The voters of Camden have some important decisions to make at the June 15 town meeting, including those regarding the former Apollo Tannery parcel. The story is well known. After acquiring the property for non-payment of taxes, the town undertook an environmental cleanup which was paid for with $836,000 in debt. Payments on the debt are roughly $63,000 per year, with 15 years remaining.

A walking corridor along the river was carved out of the parcel and the remainder is zoned for commercial development. If a business were to purchase the property, build improvements and run a sustainable business, property tax payments could significantly contribute towards these payments and good jobs would be created in town.

In June 2008, Camden voters approved (917 for and 419 opposed) a set of guiding principles to define the type of business desired. These principles were proposed by the Tannery Redevelopment Workgroup. The principles generally specified environmentally-friendly businesses that would not disrupt the residential character of the neighborhood, and would maintain the trees along Washington Street

Tax acquired property may be sold by the Select Board, under the approval of a standard article which has been approved in town meetings since 2004. At the November 2008 town meeting, a voter petition was approved (1,745 for and 997 opposed) requiring that the sale of the Tannery parcel must be approved by a special secret referendum vote. This restriction has severely limited the town’s ability to effectively market and sell the parcel. At the June 15 town meeting Camden voters will consider Warrant Articles 6A and 6B that define two alternative processes to be followed when a business expresses an interest in purchasing the Tannery.

Town Meeting Warrant Article 6A provides that, if adopted, the Select Board has the authority to sell the Tannery property, just as any other tax-acquired property, without an additional referendum. However, the sale of the Tannery property must be consistent with the guiding principles for the Select Board to negotiate the sale. Therefore, if a business proposes to purchase the Tannery property upon terms that are inconsistent with the principles, including the obligation of the buyer to maintain the shade trees along Washington Street, the Select Board will be required to have the sale decided by Special Town Meeting vote if it decides it is a proposal worth pursuing. If Article 6A is approved, Article 6B will not be relevant. If 6A is approved and a business expresses an interest in acquiring the Tannery property, the Select Board and town administration follows a process with a number of checks and balances, including opportunities for public input in steps 9 and 10 below, to ensure an appropriate decision is made.

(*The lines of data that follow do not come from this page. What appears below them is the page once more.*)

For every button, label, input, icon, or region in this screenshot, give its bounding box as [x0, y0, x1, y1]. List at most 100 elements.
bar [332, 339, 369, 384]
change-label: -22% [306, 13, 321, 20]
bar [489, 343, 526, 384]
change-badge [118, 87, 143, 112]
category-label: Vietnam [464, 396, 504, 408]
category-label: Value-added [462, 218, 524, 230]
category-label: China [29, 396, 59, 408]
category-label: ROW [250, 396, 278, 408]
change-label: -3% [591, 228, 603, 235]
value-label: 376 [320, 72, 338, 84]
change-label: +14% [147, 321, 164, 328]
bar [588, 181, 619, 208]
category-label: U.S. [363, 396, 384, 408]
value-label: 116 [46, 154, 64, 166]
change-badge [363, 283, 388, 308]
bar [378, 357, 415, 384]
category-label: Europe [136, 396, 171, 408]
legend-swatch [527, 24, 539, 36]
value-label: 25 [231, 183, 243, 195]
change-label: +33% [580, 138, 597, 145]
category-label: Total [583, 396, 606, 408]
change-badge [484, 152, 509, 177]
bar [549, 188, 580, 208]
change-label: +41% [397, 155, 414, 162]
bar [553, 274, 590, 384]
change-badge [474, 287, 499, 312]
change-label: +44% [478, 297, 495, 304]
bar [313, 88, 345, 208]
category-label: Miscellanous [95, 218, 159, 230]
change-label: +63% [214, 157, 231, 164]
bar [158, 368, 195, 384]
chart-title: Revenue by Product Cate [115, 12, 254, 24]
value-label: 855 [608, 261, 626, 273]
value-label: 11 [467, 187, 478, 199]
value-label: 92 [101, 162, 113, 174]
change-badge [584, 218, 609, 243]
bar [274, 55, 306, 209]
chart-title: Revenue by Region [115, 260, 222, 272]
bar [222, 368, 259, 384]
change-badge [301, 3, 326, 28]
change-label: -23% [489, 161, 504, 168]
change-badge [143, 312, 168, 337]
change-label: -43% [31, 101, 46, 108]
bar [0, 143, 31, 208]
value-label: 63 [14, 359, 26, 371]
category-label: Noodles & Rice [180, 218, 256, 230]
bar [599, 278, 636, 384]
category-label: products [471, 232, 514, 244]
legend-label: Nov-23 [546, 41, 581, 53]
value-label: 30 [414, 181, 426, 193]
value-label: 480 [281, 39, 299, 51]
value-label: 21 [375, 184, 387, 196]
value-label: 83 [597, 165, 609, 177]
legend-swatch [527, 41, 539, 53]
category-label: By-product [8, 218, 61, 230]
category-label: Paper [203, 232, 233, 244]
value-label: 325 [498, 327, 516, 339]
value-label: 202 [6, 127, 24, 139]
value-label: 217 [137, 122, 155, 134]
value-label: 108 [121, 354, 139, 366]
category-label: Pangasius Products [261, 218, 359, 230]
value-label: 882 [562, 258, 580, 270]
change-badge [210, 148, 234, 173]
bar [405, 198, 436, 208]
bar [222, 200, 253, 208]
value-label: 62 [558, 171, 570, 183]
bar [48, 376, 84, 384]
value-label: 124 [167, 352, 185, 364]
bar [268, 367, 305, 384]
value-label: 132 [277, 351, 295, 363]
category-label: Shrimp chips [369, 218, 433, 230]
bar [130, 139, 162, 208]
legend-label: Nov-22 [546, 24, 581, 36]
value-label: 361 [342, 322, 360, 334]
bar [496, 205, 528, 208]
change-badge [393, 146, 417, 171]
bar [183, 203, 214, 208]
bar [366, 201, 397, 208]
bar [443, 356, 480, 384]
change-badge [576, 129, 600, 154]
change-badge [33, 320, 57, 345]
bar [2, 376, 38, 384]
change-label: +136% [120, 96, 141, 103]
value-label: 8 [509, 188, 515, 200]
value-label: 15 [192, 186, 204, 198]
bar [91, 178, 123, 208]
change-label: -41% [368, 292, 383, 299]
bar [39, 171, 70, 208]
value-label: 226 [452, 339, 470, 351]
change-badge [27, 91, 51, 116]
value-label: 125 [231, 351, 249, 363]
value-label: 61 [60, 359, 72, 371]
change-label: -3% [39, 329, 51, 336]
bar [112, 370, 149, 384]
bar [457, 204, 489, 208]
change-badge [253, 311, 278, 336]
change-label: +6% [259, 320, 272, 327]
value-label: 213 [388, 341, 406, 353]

1.Pre-screening conversations with Camden Development Office

2.Completion of Application (screening document)

3.Screening of business application by town manager and cevelopment director

4.Submission of a detailed proposal, including business and financial plans

5.Due diligence review of business, including principals, by town administration

6.Site visit with business representatives

7.Meet with town officials, area organizations and other program representatives

8.Negotiations regarding purchase and sale agreement , conditional to final planning board approval and financing approval by an institutional lender prior to closing

9. Select Board public meeting, with public comment, to approve purchase and sale agreement. The agreement must abide by the principles.

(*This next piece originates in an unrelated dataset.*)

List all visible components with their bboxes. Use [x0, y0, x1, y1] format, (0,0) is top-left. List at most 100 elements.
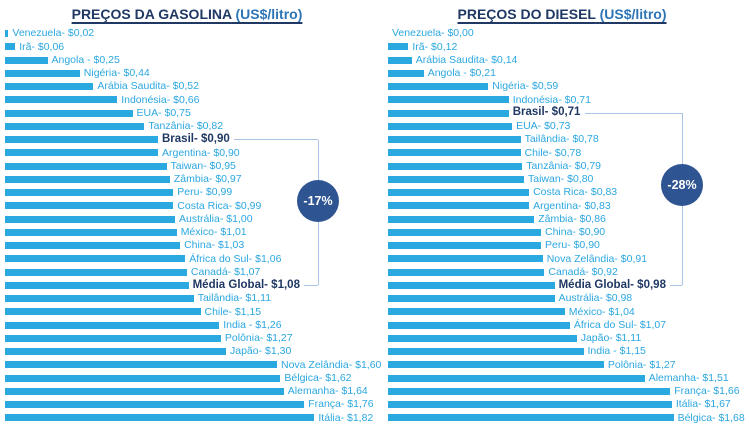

10.Planning Board review, including public meetings and public hearings, zoning review, and review by the Maine Department of Environmental Protection

11.Financial meetings between business and lenders, as needed; lender review of business

12. If, and only if, all development and financial ability conditions of the agreement are met and satisfied, ownership of the land is transferred to the business in the closing process.


For the most part, each step in the process is contingent on the prior step. The town will only consider businesses that are included in the principles list of acceptable businesses. It is important to stress that while Step 4 requires business and financial plans, these plans will not necessarily be made available to the public if the business asks for confidential treatment of their plans. It is customary that such plans contain confidential and proprietary information. However, it is possible that as a project progresses, some parts of these plans may be made available by the business.

Town Meeting Warrant Article 6B is offered in the event that the voters do not approve 6A to authorize the Select Board to sell the Tannery property. Article 6B keeps the status quo. It follows the steps listed above but with the added step of requiring a public referendum by secret ballot under the terms and conditions of a purchase and sale agreement.

If both articles 6A and 6B are defeated, the Select Board will not have the authority to dispose of any new tax acquired property. The Tannery site may still be marketed under the current provisions of the principles but will require a secret ballot referendum on the final sale of the property.

The process used with either Article 6A or Article 6B provides many safeguards to the Town for the sale of the Tannery parcel. Whichever way you decide to vote, please be sure to do so at the annual town meeting at 7 p.m. on June 15 in the Camden Opera House.

Brian S. Hodges is Camden’s Development Director. Camden’s Community and Economic Development Advisory Committee includes Peter Gross, Mike Tyler, Ellis Cohn, John Arnold, Rick Bates, Jim Fullilove and Kipp Wright.